RITRATTI_L'albero degli dei Paroldo altra Langa


L' albero degli dei

I cimiteri sono da sempre luoghi di rispetto e pace, dove spesso si cristallizzano eterei pensieri e silenti dialoghi. Quelli dei paesini collinari e montani, minuti e raccolti, sembrano ancor più profusi di quella dimensione, dove anche i lenti passi di una persona coronano suoni nel silenzio.

Chiunque si sia trovato a transitare per Paroldo, lungo la S.P. 54 che collega Ceva alla panoramica SP 661 oppure sulla comunale verso le frazioni Baricchi, Viora e limitrofe, ha probabilmente rallentato l’andatura e posato per qualche istante lo sguardo sul grande albero che troneggia appena entro le cinta del cimitero, sul lato orientale.

Maestoso, elegante, esso sfoggia la sua silhouette innalzandosi verso il cielo, con una circonferenza basale superiore ai quattro metri e mezzo. La sua chioma è dinamica, di un’armoniosa scompigliatezza.

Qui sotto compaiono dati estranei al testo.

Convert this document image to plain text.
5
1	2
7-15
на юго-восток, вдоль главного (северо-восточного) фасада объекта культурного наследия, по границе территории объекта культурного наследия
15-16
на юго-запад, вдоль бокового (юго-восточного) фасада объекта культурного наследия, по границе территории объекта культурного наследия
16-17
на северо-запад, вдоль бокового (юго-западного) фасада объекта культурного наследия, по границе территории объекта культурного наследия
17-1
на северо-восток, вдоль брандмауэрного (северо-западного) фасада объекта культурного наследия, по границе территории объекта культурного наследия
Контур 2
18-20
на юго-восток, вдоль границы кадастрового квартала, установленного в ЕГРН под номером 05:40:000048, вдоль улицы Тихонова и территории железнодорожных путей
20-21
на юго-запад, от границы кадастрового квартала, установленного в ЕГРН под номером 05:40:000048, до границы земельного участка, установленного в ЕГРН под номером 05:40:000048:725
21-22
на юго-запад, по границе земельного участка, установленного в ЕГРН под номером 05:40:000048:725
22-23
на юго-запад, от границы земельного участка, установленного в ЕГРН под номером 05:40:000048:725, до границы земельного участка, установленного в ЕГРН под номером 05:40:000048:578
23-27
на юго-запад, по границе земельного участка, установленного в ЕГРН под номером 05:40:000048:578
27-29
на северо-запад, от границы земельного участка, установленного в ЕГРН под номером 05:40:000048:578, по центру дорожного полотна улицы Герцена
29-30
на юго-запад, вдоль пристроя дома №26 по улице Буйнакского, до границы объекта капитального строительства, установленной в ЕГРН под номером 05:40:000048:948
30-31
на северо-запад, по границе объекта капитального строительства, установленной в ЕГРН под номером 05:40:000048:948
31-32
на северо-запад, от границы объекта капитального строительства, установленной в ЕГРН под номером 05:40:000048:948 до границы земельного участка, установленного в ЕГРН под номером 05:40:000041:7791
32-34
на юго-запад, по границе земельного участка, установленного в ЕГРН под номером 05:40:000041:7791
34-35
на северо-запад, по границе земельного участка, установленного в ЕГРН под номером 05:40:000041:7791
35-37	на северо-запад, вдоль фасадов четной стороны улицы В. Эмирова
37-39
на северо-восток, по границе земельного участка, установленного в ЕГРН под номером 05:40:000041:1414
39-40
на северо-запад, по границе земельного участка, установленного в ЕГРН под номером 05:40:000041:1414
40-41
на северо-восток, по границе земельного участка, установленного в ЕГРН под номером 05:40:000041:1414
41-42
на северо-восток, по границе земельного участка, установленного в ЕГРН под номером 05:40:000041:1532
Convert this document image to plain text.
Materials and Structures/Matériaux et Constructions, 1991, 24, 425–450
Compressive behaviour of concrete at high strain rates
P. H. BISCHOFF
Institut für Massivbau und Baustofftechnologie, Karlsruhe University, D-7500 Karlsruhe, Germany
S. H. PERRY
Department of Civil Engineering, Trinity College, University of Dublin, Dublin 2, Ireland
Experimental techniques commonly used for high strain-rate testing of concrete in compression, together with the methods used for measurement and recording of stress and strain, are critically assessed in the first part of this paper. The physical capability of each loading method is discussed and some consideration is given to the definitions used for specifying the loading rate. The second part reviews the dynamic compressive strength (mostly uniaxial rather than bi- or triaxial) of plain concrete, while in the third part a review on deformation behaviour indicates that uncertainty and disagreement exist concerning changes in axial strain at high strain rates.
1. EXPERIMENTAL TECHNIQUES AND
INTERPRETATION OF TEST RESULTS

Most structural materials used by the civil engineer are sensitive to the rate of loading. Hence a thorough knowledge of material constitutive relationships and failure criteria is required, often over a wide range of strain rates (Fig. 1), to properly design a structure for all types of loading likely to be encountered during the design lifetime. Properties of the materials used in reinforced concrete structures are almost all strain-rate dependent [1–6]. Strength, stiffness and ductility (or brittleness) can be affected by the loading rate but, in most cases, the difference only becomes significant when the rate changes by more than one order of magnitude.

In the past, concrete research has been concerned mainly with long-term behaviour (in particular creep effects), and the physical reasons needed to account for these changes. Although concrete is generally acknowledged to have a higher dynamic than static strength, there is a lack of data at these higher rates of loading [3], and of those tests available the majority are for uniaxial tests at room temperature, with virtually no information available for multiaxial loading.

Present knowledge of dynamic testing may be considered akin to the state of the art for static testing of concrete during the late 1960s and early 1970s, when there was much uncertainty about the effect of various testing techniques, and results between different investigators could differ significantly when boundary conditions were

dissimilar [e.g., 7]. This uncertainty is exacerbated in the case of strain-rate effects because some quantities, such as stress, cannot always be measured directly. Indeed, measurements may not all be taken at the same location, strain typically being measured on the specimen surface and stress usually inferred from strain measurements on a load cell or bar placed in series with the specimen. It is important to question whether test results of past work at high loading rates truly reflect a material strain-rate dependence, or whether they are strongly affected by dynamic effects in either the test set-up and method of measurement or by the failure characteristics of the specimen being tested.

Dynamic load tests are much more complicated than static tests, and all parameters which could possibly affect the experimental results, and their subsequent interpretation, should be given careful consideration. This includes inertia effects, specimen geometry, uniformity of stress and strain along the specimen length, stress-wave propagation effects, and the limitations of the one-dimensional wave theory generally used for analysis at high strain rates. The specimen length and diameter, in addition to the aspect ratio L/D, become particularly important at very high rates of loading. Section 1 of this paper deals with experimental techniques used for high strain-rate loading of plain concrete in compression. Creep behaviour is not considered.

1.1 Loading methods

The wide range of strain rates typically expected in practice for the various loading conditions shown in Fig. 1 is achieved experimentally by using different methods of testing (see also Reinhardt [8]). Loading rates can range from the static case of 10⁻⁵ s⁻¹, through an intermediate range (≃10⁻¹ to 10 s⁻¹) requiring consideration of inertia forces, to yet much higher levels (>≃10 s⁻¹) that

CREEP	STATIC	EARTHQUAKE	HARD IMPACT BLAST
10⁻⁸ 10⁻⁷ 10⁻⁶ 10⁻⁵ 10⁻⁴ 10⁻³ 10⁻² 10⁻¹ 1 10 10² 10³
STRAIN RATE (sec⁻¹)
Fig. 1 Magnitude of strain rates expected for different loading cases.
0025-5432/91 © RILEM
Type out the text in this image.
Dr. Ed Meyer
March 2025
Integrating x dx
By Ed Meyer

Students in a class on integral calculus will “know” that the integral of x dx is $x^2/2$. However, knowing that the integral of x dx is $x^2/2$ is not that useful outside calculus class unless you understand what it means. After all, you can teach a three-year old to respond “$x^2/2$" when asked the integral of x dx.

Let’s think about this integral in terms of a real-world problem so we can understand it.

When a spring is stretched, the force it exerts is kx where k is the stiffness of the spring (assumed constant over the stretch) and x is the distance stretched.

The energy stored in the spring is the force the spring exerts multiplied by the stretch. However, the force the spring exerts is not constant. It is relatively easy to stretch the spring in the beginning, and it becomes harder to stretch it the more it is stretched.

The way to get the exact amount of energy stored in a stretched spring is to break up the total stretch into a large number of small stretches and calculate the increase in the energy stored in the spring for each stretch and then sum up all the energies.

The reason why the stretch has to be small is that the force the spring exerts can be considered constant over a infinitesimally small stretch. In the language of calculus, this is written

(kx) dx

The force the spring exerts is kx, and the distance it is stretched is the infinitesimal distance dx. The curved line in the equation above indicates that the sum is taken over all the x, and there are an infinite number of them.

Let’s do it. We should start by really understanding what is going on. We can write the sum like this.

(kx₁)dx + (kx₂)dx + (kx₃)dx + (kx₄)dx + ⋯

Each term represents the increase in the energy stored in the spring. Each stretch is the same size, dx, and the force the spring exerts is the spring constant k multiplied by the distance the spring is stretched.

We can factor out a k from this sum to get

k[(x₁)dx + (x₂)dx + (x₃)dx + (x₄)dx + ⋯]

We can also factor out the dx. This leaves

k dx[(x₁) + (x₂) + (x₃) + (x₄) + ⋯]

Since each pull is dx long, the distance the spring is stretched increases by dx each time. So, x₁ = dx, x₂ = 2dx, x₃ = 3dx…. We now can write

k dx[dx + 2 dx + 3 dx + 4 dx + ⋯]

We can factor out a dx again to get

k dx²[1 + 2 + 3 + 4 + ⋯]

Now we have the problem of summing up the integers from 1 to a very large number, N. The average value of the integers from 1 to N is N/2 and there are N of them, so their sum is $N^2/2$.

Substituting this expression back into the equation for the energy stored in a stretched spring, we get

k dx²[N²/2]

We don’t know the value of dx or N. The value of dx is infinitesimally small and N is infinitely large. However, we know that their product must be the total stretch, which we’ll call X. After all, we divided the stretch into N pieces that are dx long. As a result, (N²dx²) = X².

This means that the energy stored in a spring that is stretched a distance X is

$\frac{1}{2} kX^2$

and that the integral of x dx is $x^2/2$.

Non è l’unico albero presente nel cimitero, ma a me piace pensarlo come il guardiano di quel luogo e della sua pace senza tempo. E, a dire il vero, ha una compagna, al lato opposto della cinta, di altrettanta elegante statura ma di poco inferiore.

Non c’è giorno dell’anno in cui non sia degno d’uno sguardo, tuttavia dopo abbondanti nevicate invernali diviene quasi una surreale apparizione: completamente imbiancato, di tanto in tanto dai suoi alti rami si staccano piccole slavine di neve che si lasciano cadere a terra seguite da leggere e candide nuvolette.

Nei giorni di vento, invece, diventa un enorme strumento musicale e si fa interprete di quel soffio oscillando e suonando melodie che toccano l’anima.

Ma è anche un albero di smisurata generosità, che culmina quando offre la sua salda struttura agli scoiattoli. Ed è bello sbirciarli mentre col loro tipico fare giocoso corrono su e giù lungo il suo tronco, per poi deviare su questo o quel ramo e, con acrobazie mozzafiato, lanciarsi da uno all’altro di essi.

Vi siete mai chiesti però di che albero si tratta?

Vi lascio lo spazio di un paio di righe, per darvi il tempo di poterci pensare su.

Cedro Deodara e campanile
Siete giunti a un verdetto?   Il mio rispettato e rispettabile amico è un Cedro dell’Himalaya. Dai suoi habitat d’origine – l’Himalaya appunto – fu introdotto in Europa a partire dagli anni Venti del 1800. Il suo nome scientifico Cedrus deodara riconduce alla parola della lingua sanscrita devadar che significa “albero degli dei”. In alcuni Paesi è considerato un albero sacro. In India, ad esempio, si utilizza per la costruzione di templi, oggetti sacri e statuette delle divinità. Ma non tutto è stato svelato. Restano almeno tre domande:
  • Quando fu piantato?
  • Quale motivo fu alla base della scelta – che si sposa a pieno titolo col luogo in cui vive – di optare per questo tipo di albero piuttosto che per un altro?
  • E, soprattutto, chi fu la persona a cui dobbiamo attribuirne la paternità?
Nell’attesa di poter trovare risposta a queste curiosità, io continuo a osservarlo con rispetto e simpatia, come si guarda a un amico, ma anche – lasciatemelo dire – con un po’ di affetto e complicità.